Corporate fundamentals remained remarkably strong, especially within the technology sector. Cisco Systems served as the primary earnings catalyst last week, with its stock leaping 13.4% in a single day Thursday, after beating Wall Street’s expectations and providing a massive surge in expected AI infrastructure orders from $5 billion to $9 billion. Earnings growth in general has largely exceeded expectations this quarter and provided the market with a major tailwind.
Geopolitical concerns continue to drag investor sentiment. On Sunday, May 10th President Trump called Iran’s latest peace proposal “totally unacceptable” and later said Iran ceasefire is “on life support.” Trump is now more seriously considering a resumption of major combat operations in Iran than he has in weeks. The Pentagon is considering conducting operations under a new “Operation Sledgehammer.”
Meanwhile, he and Chinese President Xi signaled shared interest in avoiding renewed trade-war escalation during their much-anticipated meeting in Beijing. Both leaders agreed that the Strait of Hormuz must open and that Iran should be prevented from having any nuclear weapons. Additionally, the White House reported that China will buy more oil from the U.S.
Inflation data came in hotter than expected with April headline CPI at 3.8% year over year, ahead of 3.7% consensus, and March at 3.3%, the highest it’s been in three years. April core CPI also came in high at 2.8% year over year, ahead of consensus 2.7%. Energy prices rose 3.8% month over month in April, extending March’s 10.9% surge and accounting for roughly 40% of the monthly increase in headline CPI amid ongoing Iran war-related pressure on oil and fuel prices. April headline PPI was up 6.0% year over year, hotter than 5.0% consensus, and the highest since Dec. 22. April core PPI was up 5.2% year over year, also above 4.3% consensus, and also the highest since Dec. 22. Despite this very concerning trend in inflation, markets seemed to brush off these reports, at least initially.
Retail continues to be one of the worst performing subsectors and has lagged the broader market during the big bounce over the last six weeks. Recent underperformance appeared to be due to a number of factors, including the national average gas price above $4.50 a gallon, more companies (including McDonald’s) warning about the hit to already pressured lower-income consumer cohorts, broader affordability pressures, and a pickup in headlines about AI-related job losses. April’s inflation reports showed that prices are outpacing wages for the first time in three years, erasing gains in real purchasing power. However, even with all those signs of caution from the consumer, headline April retail sales rose 0.5%, in-line with consensus expectations. April retail sales excluding autos rose 0.7%, above the 0.6% consensus. While higher sales at gas stations were expected due to the higher prices, the report also displayed higher sales in several other categories.
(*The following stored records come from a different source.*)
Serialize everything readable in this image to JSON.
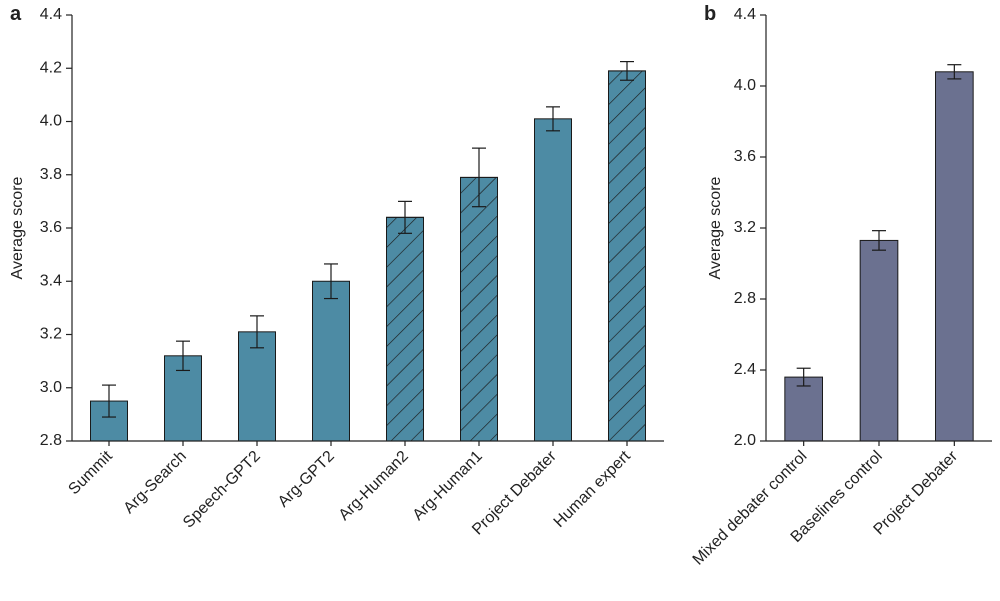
{
  "chart_data": [
    {
      "type": "bar",
      "panel_label": "a",
      "y_label": "Average score",
      "categories": [
        "Summit",
        "Arg-Search",
        "Speech-GPT2",
        "Arg-GPT2",
        "Arg-Human2",
        "Arg-Human1",
        "Project Debater",
        "Human expert"
      ],
      "values": [
        2.95,
        3.12,
        3.21,
        3.4,
        3.64,
        3.79,
        4.01,
        4.19
      ],
      "errors": [
        0.06,
        0.055,
        0.06,
        0.065,
        0.06,
        0.11,
        0.045,
        0.035
      ],
      "hatch": [
        false,
        false,
        false,
        false,
        true,
        true,
        false,
        true
      ],
      "color": "#4d8ba4",
      "ylim": [
        2.8,
        4.4
      ],
      "yticks": [
        2.8,
        {
          "value": 3.0,
          "label": "3.0"
        },
        3.2,
        3.4,
        3.6,
        3.8,
        {
          "value": 4.0,
          "label": "4.0"
        },
        4.2,
        4.4
      ]
    },
    {
      "type": "bar",
      "panel_label": "b",
      "y_label": "Average score",
      "categories": [
        "Mixed debater control",
        "Baselines control",
        "Project Debater"
      ],
      "values": [
        2.36,
        3.13,
        4.08
      ],
      "errors": [
        0.05,
        0.055,
        0.04
      ],
      "hatch": [
        false,
        false,
        false
      ],
      "color": "#6b7190",
      "ylim": [
        2.0,
        4.4
      ],
      "yticks": [
        {
          "value": 2.0,
          "label": "2.0"
        },
        2.4,
        2.8,
        3.2,
        3.6,
        {
          "value": 4.0,
          "label": "4.0"
        },
        4.4
      ]
    }
  ]
}
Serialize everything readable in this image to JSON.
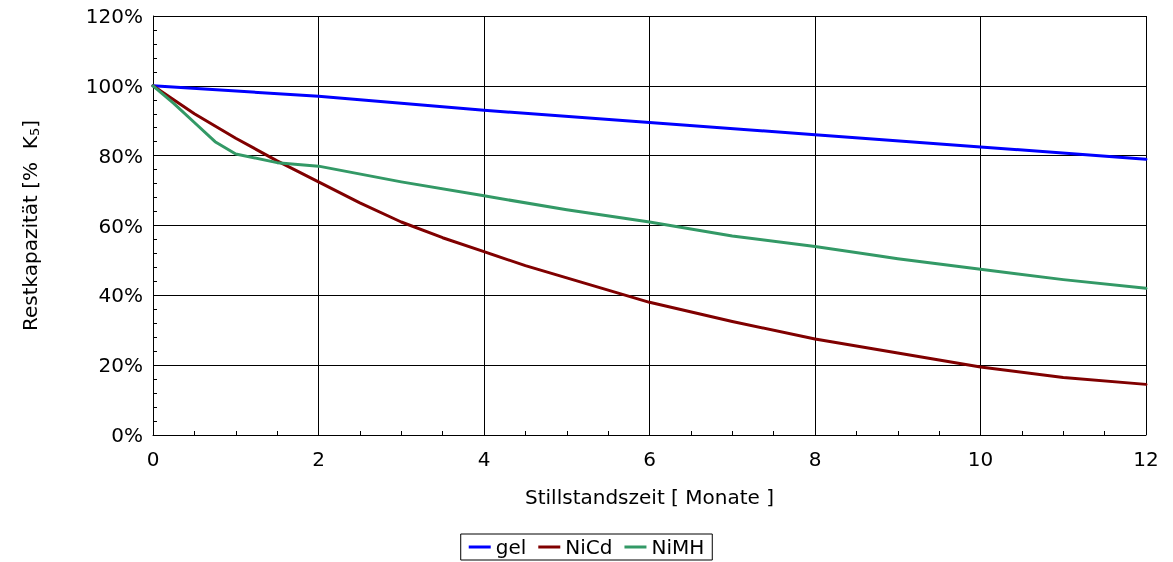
{
  "chart_data": {
    "type": "line",
    "xlabel": "Stillstandszeit [ Monate ]",
    "ylabel": "Restkapazität [%  K$_{5}$]",
    "xlim": [
      0,
      12
    ],
    "xticks": [
      0,
      2,
      4,
      6,
      8,
      10,
      12
    ],
    "ylim": [
      0,
      120
    ],
    "yticks": [
      {
        "value": 0,
        "label": "0%"
      },
      {
        "value": 20,
        "label": "20%"
      },
      {
        "value": 40,
        "label": "40%"
      },
      {
        "value": 60,
        "label": "60%"
      },
      {
        "value": 80,
        "label": "80%"
      },
      {
        "value": 100,
        "label": "100%"
      },
      {
        "value": 120,
        "label": "120%"
      }
    ],
    "grid": true,
    "legend": "bottom",
    "marker": "none",
    "line_style": "solid",
    "series": [
      {
        "name": "gel",
        "color": "#0000ff",
        "x": [
          0,
          2,
          4,
          6,
          8,
          10,
          12
        ],
        "values": [
          100,
          97,
          93,
          89.5,
          86,
          82.5,
          79
        ]
      },
      {
        "name": "NiCd",
        "color": "#800000",
        "x": [
          0,
          0.5,
          1,
          1.5,
          2,
          2.5,
          3,
          3.5,
          4,
          4.5,
          5,
          5.5,
          6,
          7,
          8,
          9,
          10,
          11,
          12
        ],
        "values": [
          100,
          92,
          85,
          78.5,
          72.5,
          66.5,
          61,
          56.5,
          52.5,
          48.5,
          45,
          41.5,
          38,
          32.5,
          27.5,
          23.5,
          19.5,
          16.5,
          14.5
        ]
      },
      {
        "name": "NiMH",
        "color": "#339966",
        "x": [
          0,
          0.25,
          0.5,
          0.75,
          1,
          1.5,
          2,
          3,
          4,
          5,
          6,
          7,
          8,
          9,
          10,
          11,
          12
        ],
        "values": [
          100,
          95,
          89.5,
          84,
          80.5,
          78,
          77,
          72.5,
          68.5,
          64.5,
          61,
          57,
          54,
          50.5,
          47.5,
          44.5,
          42
        ]
      }
    ]
  }
}
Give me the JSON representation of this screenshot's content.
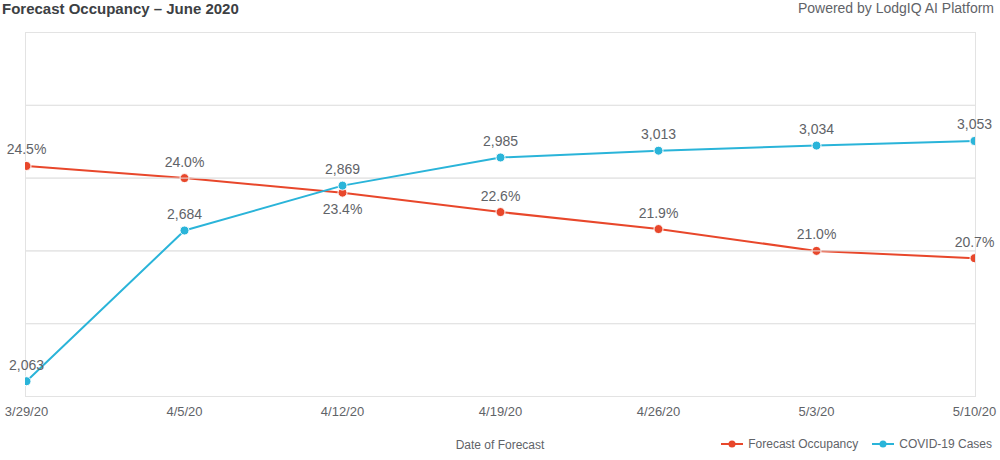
{
  "chart_data": {
    "type": "line",
    "title": "Forecast Occupancy – June 2020",
    "subtitle": "Powered by LodgIQ AI Platform",
    "xlabel": "Date of Forecast",
    "categories": [
      "3/29/20",
      "4/5/20",
      "4/12/20",
      "4/19/20",
      "4/26/20",
      "5/3/20",
      "5/10/20"
    ],
    "series": [
      {
        "name": "Forecast Occupancy",
        "color": "#e8472b",
        "marker": "circle",
        "line_style": "solid",
        "values": [
          24.5,
          24.0,
          23.4,
          22.6,
          21.9,
          21.0,
          20.7
        ],
        "value_labels": [
          "24.5%",
          "24.0%",
          "23.4%",
          "22.6%",
          "21.9%",
          "21.0%",
          "20.7%"
        ]
      },
      {
        "name": "COVID-19 Cases",
        "color": "#2ab4d9",
        "marker": "circle",
        "line_style": "solid",
        "axis": "y2",
        "values": [
          2063,
          2684,
          2869,
          2985,
          3013,
          3034,
          3053
        ],
        "value_labels": [
          "2,063",
          "2,684",
          "2,869",
          "2,985",
          "3,013",
          "3,034",
          "3,053"
        ]
      }
    ],
    "ylim": [
      15,
      30
    ],
    "yticks": [
      18,
      21,
      24,
      27
    ],
    "y2lim": [
      2000,
      3500
    ],
    "y2ticks": [
      2300,
      2600,
      2900,
      3200
    ],
    "grid": true,
    "data_labels": true,
    "tick_labels": "x",
    "legend": "bottom-right"
  }
}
On May 13th, the U.S. Senate voted to confirm Kevin Warsh as the new Federal Reserve Chair. Former Chair Jerome Powell will step down to remain on the Fed Board of Governors, as Warsh takes over the role of Chairman. Warsh assumes leadership at a time when sticky inflation and a steady job market are rapidly diminishing the likelihood of near-term interest rate cuts. Reflecting this reality, major financial institutions pushed back their rate-cut expectations. Most now predict the Fed will maintain the current 3.5%–3.75% Fed Funds range through the end of the year.
In general, Wall Street shrugged off concerns on several fronts and, until Friday, all three major indices surged higher, with momentum in growth, technology, and semiconductor stocks continuing to drive the market to new highs.
For the week, the Dow dipped 0.2% to 49,526. The S&P 500 rose 0.1% to 7,409 and the Nasdaq closed down 0.1% to 26,225.
Oil jumped 10.5% to $105.42/bbl. Gold slid -3.6% to $4,562/oz, and the yield on the Ten-Year Treasury rose to 4.6%.